I am learning lessons about being prepared, the hard way. One kind of prepared is the funeral clothes in my car because I am waiting to find out when the memorial is for a student who committed suicide last week. Another kind of prepared I am still trying to sort out – prepared to be in my students’ lives and to be a positive influence on them and walking the line between being a strong teacher and a loving teacher. I’m not talking about the little ones- that’s easy. They are sunny afternoons dotted with scattered showers. They hug me and tell me they love me and get super excited for even the most mundane, idiotic form of language learning that I can dream up. It’s my mornings that I am thinking about – the adolescents who shuffle and lumber and slink their way into my room, thunderclouds in their faces. And it’s late May, so every morning is torrential: an eye-rolling, lip-smacking, supply-vandalizing, smart-talking, quiz-failing, grumble-faced tidal wave.

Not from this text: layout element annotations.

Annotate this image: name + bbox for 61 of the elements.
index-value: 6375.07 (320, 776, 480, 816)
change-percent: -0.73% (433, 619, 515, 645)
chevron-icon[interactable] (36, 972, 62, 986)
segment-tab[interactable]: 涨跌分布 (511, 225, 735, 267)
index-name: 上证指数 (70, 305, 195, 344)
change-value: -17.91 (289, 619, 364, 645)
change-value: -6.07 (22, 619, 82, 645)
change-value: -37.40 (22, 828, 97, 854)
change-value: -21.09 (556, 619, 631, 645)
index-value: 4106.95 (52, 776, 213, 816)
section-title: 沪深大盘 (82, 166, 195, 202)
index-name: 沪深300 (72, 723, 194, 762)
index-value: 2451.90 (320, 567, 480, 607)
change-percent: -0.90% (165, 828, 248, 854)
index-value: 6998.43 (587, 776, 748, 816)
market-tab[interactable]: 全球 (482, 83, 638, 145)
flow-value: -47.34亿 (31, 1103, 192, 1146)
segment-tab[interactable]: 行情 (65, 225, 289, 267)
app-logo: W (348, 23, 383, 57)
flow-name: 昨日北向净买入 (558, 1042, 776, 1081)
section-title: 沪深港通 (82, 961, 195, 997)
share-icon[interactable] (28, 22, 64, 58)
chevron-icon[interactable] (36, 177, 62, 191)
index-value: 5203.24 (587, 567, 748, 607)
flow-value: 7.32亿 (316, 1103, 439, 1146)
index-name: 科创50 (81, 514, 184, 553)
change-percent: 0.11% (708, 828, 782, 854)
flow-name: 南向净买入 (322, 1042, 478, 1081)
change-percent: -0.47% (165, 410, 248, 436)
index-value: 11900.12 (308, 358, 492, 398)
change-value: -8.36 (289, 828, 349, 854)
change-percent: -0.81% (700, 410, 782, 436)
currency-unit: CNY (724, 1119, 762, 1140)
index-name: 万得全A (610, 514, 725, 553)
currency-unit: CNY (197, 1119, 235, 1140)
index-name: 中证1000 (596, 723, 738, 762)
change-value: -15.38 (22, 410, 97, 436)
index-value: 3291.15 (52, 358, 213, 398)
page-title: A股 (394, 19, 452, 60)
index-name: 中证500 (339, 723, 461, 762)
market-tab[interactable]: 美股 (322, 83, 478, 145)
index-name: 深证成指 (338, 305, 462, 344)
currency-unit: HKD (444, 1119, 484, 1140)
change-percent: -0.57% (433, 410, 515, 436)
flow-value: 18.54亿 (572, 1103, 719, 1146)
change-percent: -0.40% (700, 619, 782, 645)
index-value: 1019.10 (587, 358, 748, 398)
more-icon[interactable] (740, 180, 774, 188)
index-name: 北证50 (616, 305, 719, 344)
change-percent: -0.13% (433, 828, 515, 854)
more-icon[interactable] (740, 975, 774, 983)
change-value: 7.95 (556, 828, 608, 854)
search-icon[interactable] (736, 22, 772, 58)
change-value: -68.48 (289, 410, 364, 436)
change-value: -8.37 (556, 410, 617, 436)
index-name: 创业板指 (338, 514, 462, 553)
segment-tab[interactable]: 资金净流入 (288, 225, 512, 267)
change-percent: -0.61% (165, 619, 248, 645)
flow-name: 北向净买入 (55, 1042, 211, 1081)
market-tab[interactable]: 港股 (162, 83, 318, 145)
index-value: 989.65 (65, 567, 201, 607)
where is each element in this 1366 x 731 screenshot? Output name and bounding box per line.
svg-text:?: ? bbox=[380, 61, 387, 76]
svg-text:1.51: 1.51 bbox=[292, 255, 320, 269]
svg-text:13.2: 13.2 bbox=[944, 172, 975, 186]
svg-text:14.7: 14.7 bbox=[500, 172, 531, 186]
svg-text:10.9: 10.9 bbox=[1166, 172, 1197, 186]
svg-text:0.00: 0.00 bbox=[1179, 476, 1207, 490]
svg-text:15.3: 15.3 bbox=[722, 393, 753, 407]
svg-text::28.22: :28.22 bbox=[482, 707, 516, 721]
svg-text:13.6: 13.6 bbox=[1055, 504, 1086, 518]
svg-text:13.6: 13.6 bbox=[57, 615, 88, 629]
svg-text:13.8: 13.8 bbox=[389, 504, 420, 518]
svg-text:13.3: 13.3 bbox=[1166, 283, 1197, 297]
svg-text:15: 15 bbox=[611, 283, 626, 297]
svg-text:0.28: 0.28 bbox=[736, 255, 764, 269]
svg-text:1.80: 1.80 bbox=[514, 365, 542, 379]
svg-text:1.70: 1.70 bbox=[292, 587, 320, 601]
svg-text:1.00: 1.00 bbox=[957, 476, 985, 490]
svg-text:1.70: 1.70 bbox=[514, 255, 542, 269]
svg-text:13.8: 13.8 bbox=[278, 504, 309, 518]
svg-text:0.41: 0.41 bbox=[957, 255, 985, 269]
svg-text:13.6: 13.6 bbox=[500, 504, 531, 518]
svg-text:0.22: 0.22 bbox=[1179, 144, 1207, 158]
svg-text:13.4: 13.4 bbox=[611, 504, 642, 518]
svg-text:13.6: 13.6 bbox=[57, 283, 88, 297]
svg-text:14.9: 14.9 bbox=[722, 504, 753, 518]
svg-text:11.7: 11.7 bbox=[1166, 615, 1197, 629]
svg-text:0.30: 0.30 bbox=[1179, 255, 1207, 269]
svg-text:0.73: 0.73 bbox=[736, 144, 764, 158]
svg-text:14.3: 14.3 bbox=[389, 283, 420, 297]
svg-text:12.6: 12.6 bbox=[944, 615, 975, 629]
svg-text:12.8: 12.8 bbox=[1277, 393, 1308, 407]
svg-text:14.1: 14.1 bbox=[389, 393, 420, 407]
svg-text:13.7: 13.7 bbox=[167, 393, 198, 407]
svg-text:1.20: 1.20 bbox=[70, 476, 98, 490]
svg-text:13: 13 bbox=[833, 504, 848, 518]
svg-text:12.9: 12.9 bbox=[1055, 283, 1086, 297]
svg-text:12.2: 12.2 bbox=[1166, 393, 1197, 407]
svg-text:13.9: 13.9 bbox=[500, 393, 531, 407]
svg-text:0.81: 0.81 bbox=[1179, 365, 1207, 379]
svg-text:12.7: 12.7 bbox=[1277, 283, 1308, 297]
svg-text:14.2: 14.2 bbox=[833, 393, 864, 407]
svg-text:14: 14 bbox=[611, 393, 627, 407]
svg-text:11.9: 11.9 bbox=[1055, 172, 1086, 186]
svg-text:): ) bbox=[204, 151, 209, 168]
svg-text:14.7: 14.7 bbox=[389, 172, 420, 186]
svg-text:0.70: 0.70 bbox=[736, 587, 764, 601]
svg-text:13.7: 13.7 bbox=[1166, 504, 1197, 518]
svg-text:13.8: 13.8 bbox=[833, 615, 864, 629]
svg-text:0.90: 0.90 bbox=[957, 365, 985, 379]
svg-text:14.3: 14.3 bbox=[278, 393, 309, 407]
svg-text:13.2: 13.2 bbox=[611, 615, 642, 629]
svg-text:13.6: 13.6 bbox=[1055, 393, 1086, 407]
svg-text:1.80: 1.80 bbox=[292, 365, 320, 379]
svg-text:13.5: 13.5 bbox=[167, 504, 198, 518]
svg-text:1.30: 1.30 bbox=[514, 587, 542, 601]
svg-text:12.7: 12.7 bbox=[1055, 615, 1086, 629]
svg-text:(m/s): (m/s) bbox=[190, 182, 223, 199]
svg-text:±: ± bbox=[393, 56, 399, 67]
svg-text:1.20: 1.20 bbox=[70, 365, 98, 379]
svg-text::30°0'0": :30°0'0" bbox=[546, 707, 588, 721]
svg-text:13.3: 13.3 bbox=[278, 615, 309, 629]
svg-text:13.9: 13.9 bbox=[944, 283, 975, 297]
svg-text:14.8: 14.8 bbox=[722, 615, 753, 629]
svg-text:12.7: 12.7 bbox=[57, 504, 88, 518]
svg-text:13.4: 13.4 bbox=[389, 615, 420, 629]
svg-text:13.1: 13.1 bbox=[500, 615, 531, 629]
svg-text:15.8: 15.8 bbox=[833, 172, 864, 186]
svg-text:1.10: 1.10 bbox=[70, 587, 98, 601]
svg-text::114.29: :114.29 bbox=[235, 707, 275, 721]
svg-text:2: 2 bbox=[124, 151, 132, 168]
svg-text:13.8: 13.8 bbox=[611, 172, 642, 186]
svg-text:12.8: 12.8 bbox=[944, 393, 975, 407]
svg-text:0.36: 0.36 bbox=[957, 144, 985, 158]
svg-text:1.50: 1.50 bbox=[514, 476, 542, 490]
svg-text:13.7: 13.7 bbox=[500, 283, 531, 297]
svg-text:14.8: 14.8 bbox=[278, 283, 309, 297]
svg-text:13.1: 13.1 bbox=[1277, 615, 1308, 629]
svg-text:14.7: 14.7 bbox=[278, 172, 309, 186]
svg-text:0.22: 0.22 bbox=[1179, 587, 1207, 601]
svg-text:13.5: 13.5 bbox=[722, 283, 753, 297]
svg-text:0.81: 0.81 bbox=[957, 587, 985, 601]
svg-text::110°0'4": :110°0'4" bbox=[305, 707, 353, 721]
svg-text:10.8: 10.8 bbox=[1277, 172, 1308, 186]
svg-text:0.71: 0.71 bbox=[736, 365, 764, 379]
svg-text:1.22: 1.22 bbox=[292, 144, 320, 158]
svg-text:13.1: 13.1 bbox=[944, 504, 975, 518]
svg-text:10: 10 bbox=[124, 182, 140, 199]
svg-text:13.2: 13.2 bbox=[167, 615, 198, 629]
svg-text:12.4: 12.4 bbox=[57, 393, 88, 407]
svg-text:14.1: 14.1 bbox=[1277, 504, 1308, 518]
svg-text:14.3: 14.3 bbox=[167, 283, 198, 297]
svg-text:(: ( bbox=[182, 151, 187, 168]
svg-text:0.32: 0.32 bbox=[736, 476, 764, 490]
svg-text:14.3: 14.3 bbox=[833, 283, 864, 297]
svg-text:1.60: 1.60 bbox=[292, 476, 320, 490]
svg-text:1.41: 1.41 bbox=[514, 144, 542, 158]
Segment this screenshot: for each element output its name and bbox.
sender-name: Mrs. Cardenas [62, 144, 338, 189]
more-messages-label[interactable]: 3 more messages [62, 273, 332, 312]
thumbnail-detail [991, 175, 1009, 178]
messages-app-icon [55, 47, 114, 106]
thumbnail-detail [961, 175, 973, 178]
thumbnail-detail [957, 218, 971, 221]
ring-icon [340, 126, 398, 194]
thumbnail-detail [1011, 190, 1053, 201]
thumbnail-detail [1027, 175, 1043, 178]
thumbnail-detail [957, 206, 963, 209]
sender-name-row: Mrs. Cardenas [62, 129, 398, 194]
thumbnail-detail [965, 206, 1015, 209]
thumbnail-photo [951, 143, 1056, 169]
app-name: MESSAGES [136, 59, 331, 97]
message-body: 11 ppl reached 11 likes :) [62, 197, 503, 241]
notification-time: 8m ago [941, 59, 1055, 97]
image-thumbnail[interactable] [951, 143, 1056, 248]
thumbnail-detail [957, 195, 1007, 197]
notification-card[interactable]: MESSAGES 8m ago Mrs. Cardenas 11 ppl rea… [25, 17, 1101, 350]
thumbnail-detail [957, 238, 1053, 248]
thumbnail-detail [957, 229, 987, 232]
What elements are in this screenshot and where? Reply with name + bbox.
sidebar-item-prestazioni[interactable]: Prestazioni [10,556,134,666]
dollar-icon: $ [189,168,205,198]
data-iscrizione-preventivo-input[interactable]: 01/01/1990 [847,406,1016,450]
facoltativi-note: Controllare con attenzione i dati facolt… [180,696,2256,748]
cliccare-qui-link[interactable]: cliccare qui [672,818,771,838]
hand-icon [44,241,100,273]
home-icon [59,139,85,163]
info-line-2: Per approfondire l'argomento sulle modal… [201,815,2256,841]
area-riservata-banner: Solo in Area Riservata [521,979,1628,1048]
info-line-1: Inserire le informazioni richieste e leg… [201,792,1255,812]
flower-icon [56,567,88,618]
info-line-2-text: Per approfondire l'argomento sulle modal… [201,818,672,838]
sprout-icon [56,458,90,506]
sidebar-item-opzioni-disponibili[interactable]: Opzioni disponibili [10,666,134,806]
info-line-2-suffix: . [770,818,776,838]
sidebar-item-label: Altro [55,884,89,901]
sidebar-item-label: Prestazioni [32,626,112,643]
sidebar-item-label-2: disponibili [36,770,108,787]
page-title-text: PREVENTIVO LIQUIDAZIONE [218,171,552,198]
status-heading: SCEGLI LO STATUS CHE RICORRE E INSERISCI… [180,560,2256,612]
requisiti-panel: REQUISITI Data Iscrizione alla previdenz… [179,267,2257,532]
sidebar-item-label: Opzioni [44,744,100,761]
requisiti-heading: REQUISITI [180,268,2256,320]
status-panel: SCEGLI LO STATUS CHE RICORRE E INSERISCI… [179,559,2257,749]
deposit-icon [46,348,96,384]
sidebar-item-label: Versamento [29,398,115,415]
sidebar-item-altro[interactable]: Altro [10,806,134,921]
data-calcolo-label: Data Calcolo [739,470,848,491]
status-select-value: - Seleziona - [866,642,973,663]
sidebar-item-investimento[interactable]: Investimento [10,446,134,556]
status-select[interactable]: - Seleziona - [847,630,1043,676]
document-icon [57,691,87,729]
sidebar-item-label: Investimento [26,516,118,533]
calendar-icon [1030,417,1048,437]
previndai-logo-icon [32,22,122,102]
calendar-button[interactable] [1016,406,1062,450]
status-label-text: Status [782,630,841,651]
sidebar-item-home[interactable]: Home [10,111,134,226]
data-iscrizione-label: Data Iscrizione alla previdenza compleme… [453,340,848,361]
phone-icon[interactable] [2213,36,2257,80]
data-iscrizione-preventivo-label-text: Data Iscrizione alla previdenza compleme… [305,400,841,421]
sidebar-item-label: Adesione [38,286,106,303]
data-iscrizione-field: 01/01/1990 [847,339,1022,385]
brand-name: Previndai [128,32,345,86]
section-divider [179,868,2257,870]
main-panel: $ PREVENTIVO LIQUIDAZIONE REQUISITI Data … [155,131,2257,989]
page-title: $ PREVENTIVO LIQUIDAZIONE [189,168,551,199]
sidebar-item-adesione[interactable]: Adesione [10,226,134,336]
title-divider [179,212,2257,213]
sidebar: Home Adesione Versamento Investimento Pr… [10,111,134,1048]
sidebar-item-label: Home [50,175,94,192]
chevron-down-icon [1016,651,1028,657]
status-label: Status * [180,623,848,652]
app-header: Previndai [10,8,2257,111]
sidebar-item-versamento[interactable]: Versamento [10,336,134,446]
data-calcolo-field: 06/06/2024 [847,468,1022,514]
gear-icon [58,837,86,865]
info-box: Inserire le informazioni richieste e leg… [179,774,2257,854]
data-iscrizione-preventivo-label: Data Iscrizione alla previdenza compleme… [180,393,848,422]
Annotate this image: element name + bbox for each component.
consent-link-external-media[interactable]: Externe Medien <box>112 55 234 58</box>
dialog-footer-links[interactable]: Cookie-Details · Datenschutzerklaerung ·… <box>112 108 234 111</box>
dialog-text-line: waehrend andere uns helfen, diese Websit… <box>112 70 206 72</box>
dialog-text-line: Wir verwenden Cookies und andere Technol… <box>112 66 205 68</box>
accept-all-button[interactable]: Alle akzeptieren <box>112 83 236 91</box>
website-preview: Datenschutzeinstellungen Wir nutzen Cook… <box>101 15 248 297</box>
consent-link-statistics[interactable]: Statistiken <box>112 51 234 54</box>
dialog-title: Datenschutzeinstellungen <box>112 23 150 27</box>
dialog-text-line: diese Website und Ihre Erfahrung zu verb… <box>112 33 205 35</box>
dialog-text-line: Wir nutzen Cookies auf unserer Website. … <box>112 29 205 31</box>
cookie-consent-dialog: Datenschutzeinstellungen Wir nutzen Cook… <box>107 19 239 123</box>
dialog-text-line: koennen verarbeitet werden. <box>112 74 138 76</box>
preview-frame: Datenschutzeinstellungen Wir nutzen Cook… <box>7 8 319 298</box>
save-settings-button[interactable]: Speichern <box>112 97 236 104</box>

The eighth grade girl who killed herself last week was at my school for sixth and seventh grade. In sixth grade, my first year of teaching, I got to know her well. That is to say, I said her name a lot, and pulled her aside after class a lot, and wrote her up a lot, and spoke with her mother a lot. In the haze that was my first year of teaching, I don’t know if I was being a bad teacher, or if she was just being a pill. (Experience and grief make me believe the former.) But even past our strained rapport I could see that she was smart, witty, and popular. She had scholarships waiting for her and a mother who was obviously involved and loving. Just before the beginning of this school year I ran into her in the school office, coming to pick up paperwork to transfer to a new school that she seemed excited about.

On Friday, as word trickled around the school, my middle school classes did not roll their eyes or smack their lips or talk back at me, and I did not yell or lecture or count to ten in my head. We were all subdued and quiet. I still feel unhinged. It’s a cop out to say that this is something separate from me and my role as a teacher. It’s a cop out to try and tie things up into something neat and poignant. I need to walk back into my classroom tomorrow morning, and I am still unprepared.